Even though the band has released two full-length records in five years, it's the new EP, Definition, that Taylor says he's most satisfied with. It's a record that does as the title suggests.

"The EP is just a taste of what's to come," he says. "Everybody asks what we sound like and I always try to come up with some answer that's like a bit of this mixed with a bit of that. With this EP we kind of figured it out, that's what defines our sound right now."
For Jersey, finding that defining sound has been a long bumpy road. When the band first debuted, they incorporated horns and a female singer and were dangerously close to being just another ska punk band. Moving away from that sound toward a raw, Rancid/Avail brand of punk is something Taylor is glad to have accomplished.
"It started out as a natural progression but then it just became we didn't want to do [ska] anymore; it wasn't fun," he says. "Every band in our area was doing the same thing and we wanted to be part of something our own.
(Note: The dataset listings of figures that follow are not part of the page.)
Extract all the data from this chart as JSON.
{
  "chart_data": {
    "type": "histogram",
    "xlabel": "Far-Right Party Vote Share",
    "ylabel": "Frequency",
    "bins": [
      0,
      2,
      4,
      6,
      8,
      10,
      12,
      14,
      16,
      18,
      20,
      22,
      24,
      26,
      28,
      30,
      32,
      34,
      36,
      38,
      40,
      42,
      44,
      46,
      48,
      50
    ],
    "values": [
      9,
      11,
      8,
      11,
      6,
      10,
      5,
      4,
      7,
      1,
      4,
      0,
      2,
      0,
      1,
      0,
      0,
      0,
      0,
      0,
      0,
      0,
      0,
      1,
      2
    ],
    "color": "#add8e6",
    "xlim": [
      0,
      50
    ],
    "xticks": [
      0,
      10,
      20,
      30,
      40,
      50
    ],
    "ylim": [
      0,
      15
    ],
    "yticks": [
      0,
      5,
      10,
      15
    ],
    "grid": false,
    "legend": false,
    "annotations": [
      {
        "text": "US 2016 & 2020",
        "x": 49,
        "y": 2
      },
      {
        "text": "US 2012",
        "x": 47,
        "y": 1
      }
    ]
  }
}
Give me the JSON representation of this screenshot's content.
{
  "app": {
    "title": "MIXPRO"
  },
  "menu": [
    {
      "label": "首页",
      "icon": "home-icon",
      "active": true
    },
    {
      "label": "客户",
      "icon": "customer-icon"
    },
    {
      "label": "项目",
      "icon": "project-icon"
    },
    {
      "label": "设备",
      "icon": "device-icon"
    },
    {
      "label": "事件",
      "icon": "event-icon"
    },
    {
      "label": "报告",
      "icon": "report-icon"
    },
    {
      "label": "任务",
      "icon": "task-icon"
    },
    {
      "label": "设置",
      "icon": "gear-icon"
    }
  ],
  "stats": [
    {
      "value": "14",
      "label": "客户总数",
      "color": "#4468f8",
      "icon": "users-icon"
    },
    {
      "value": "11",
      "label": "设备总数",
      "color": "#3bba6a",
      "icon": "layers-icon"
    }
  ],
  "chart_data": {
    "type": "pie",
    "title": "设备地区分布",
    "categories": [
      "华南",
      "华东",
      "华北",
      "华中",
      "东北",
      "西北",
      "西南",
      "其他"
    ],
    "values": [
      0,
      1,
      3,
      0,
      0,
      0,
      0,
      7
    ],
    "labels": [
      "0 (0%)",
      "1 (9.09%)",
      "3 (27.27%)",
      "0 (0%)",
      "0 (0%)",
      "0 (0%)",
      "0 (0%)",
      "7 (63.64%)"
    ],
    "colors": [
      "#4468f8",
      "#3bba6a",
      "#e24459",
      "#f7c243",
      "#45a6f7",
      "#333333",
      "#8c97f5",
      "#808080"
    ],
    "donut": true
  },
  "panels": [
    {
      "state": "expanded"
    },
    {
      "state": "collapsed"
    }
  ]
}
We definitely had a lot of that kind of music but we never really considered ourselves to be one of those bands and it's a lot harder to do some things when you're labelled as that."

Something else that helped Jersey redefine its sound was to part ways with long-time co-vocalist Sarah Brooksbank, a move that Taylor admits needed to be made. "It wasn't really that tough," he states. "She definitely played a role in writing lyrics. When she joined the band we thought it would be cool to have a female contrasting doing some back-ups because I had harsher vocals. But as time went on she wanted to do more obviously. She had good days and bad days. She definitely improved a lot but she could never do the harmonies we wanted her to do. What it came down to was she wasn't really happy with what she was doing in the band and we weren't really happy with it either. It was a mutual thing. When we parted it was kind of weird but it kind of worked out for the better."
Jersey recently wrapped up 18 months of almost non-stop touring and is taking time to write a new album, which Taylor says is going "really well." They plan on being back on the road later this year.